On the issue of identity of the appellant, I have considered that he was known to the complainant before, a fact he admits, and she had seen him earlier that day at the games; he was working at the home of a neighbour namely Nduku Musili which he also admitted and when her father found her crying she told him the appellant had defiled her and she stated his name to her father. It may have been dark and the source of light has not been described but this court has taken into account the above facts. I however caution myself of the dangers of relying on the evidence of a single witness on the issue of identity taking into account the circumstances surrounding the identity of the appellant. I am satisfied that given the fact that the appellant was known to the complainant the danger of the possibility of mistaken identity is mitigated. I am also alive to the provisions of the proviso to section 124 of the Evidence Act and I caution myself again on the evidence of the complainant as the only evidence on the identity of the appellant as the assailant. On this issue I have taken into account the other evidence that the appellant was known to the complainant before. I am convinced there is no mistaken identity because of the reasons I have advanced above.
On medical evidence, I have considered the evidence that the complainant was not taken to hospital immediately. Both her parents seemed ignorant of the importance of reporting a sexual offence as soon as possible to enable gathering and preservation of evidence. The complaint’s mother advised her daughter to wash the panties and the father left for Nairobi to look for money to take his daughter to hospital without taking quick action to report the matter to the police who would have taken action immediately.

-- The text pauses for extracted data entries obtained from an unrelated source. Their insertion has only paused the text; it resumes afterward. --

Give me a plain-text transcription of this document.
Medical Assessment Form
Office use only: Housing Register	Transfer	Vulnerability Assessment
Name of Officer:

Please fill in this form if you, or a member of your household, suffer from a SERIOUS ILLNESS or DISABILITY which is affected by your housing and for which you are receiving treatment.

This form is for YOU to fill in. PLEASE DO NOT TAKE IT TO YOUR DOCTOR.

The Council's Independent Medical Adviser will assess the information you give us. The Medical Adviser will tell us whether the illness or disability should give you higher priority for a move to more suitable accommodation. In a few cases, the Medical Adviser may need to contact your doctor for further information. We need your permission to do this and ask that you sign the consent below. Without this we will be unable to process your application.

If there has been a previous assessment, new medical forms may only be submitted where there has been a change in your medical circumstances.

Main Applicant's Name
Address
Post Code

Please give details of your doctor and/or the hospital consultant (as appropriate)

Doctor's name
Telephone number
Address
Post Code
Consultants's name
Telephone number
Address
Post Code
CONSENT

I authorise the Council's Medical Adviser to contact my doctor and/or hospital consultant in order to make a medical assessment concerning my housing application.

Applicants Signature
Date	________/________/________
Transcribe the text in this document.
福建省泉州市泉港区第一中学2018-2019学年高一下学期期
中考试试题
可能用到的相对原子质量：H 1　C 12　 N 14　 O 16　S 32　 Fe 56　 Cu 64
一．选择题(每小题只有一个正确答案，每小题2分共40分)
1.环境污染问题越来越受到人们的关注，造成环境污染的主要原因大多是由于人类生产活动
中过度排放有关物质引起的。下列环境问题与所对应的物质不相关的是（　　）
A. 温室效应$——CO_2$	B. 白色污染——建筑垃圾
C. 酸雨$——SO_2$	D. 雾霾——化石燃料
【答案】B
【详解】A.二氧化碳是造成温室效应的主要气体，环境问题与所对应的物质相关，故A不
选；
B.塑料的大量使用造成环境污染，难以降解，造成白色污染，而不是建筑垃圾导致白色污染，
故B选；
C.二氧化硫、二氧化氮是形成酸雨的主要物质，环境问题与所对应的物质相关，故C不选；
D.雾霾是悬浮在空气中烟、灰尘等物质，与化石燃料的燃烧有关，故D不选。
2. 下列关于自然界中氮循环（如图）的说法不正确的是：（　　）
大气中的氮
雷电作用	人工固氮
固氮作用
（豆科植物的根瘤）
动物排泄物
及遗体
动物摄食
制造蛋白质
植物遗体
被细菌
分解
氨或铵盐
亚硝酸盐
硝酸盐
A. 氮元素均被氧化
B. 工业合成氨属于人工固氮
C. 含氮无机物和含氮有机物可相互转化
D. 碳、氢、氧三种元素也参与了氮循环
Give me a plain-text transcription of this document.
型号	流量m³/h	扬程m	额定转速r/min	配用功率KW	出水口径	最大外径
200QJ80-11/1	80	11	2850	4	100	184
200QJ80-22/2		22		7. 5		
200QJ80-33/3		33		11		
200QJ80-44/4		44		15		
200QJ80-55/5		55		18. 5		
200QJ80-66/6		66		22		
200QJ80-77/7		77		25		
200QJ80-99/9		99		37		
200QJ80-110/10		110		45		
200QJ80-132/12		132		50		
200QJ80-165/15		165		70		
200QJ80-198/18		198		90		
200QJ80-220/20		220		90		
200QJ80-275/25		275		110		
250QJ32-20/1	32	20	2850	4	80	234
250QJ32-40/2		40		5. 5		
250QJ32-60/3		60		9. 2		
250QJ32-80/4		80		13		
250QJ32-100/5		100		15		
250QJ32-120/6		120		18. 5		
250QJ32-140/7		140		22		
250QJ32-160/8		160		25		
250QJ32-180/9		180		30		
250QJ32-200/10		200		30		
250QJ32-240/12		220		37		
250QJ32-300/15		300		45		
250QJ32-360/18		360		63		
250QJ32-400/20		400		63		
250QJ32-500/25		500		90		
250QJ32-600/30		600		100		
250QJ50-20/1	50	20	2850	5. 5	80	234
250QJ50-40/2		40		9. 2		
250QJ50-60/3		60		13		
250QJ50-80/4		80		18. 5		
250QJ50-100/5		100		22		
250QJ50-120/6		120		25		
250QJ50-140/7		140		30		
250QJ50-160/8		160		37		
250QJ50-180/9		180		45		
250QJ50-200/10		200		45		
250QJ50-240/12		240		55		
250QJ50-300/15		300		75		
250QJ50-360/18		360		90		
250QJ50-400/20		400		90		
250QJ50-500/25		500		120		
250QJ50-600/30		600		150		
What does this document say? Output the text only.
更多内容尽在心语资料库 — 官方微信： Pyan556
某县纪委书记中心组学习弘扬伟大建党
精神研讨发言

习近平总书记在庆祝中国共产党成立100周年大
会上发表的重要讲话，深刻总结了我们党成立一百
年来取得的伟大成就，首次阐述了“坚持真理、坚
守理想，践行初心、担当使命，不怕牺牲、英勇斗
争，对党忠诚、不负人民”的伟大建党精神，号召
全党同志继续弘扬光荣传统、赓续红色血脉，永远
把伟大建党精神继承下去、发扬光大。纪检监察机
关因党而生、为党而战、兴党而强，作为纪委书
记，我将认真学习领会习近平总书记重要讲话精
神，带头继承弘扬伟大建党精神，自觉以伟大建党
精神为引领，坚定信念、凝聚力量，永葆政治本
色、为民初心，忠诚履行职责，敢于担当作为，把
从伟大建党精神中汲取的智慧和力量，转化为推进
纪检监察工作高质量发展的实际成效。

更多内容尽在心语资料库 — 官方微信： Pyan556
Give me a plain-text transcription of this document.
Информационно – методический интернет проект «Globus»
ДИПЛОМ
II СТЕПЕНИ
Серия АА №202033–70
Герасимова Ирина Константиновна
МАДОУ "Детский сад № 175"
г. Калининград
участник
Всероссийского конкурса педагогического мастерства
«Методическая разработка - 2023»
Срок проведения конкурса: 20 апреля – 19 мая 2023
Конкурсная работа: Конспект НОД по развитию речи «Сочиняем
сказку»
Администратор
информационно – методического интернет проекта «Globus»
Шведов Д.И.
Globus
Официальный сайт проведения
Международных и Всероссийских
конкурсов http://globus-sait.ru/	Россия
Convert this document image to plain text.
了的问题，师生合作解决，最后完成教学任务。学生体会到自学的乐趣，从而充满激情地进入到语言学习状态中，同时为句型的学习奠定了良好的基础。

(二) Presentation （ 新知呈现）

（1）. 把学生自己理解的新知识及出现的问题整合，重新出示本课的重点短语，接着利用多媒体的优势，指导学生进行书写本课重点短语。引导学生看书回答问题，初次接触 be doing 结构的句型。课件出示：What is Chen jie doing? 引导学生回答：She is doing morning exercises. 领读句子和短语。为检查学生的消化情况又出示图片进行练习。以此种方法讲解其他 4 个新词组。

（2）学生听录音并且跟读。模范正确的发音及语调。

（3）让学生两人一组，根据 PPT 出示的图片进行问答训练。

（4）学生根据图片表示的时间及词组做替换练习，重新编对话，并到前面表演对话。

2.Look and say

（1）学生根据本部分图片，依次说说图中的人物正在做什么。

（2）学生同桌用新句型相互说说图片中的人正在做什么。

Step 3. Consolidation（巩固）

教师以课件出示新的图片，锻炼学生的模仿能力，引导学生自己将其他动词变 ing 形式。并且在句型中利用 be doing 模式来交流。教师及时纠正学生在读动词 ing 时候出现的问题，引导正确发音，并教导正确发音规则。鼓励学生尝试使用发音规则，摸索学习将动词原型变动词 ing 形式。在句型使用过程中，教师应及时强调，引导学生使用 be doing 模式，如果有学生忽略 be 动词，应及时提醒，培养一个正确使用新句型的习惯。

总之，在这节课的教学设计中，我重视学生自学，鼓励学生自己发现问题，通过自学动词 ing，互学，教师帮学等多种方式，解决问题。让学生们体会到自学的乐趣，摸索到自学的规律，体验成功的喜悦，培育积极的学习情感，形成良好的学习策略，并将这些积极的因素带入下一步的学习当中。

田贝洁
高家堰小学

All the same, the complainant was examined on 30th March 2011 and found to have bruises on the labia minora and majora and pain on the examination of her genitalia. There was also presence of smelly yellowish bloody discharge and pus cells on examination of her urine obviously indicative of infection. The bloody discharge and pain confirms her evidence in reference to the time before being taken to hospital that “in those days I was feeling some pain and there were some blood coming out” (sic).
The doctor may not have stated that there was penetration but to this court’s understanding, bruises on the genitalia are conclusive evidence that the complainant had been penetrated whether partially or completely. The trial court came to the same conclusion.
I have read the judgement of the trial court and I do not agree with the appellant that the trial court failed to consider his defence. The trial magistrate considered the defence and decided to disbelieve it.
I did not find any contradictions in the evidence of the prosecution. I find the evidence cogent and credible. The trial court did not shift the burden of proof to the appellant as claimed and the evidence of the prosecution proofs this case beyond reasonable doubt.
In conclusion I find the appeal lacks merit. It is hereby dismissed and the conviction and sentence of the trial court upheld. I make orders accordingly.
Dated, signed and delivered this 24th July 2014.